Assessment of GHG emissions from the transportation sector in the MRC Les Moulins and development of a GHG reduction strategy in planning tools.

The MRC Les Moulins, with a concern for the impact of ground transportation on greenhouse gas (GHG) emissions, wanted to define a land-use strategy and targets to better align with Quebec’s 2050 carbon-neutral objective. CIMA+’s expertise in the fields of mobility and sustainable development was called upon to assist the MRC in defining reduction strategies to be integrated into the regional planning context.

Through the powers conferred to them by the Act respecting land use planning and development (LAU), MRCs have significant powers in terms of regional transportation planning. With regard to climate issues and the direct impact of ground transportation on GHG emissions, land-use planning must take into account the emissions associated with the movement of residents and workers. Thus, the carbon profile of an entity such as the MRC Les Moulins depends on variants such as land use, density, travel modes and distances covered.

Considering this context, the MRC Les Moulins, through the government’s financial assistance program for the planning of sustainable living environments (PMVD), commissioned our team to produce a carbon footprint associated with transportation, and to develop a reduction strategy for the territory. This pioneering study, which gives GHGs a prominent place in the territorial planning process, is based on the Vivre en Ville approach (Climate planning version 1.0: integrating the reduction of greenhouse gas emissions from transport into urban and regional planning)

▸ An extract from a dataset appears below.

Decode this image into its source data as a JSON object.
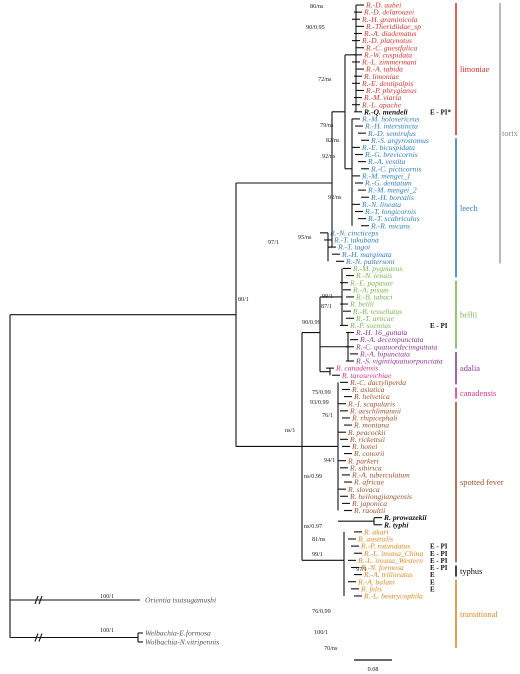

Several analyses were carried out to provide input for discussions on the future organization of the MRC’s territory:

  • The main characteristics of mobility (motorization, modal behaviors, origins and destinations, reasons for travel, recent and projected trends, etc.)
  • The positioning and accessibility of the major transit generators;
  • The identification of areas with the greatest potential for modal shift, based on travel distances;The intensity of GHG emissions for residents and work-based travel;
  • The spatial intensity of GHG emissions within the territory, using a geographic segmentation approach;
  • The identification of MRC sectors with high potential for GHG reduction;
  • Etc.

The inclusion of the carbon profile in the MRC’s territorial planning process will eventually have an impact on local regulatory provisions, which in the coming decades will translate into concrete action on the development of living environments and citizens’ habits.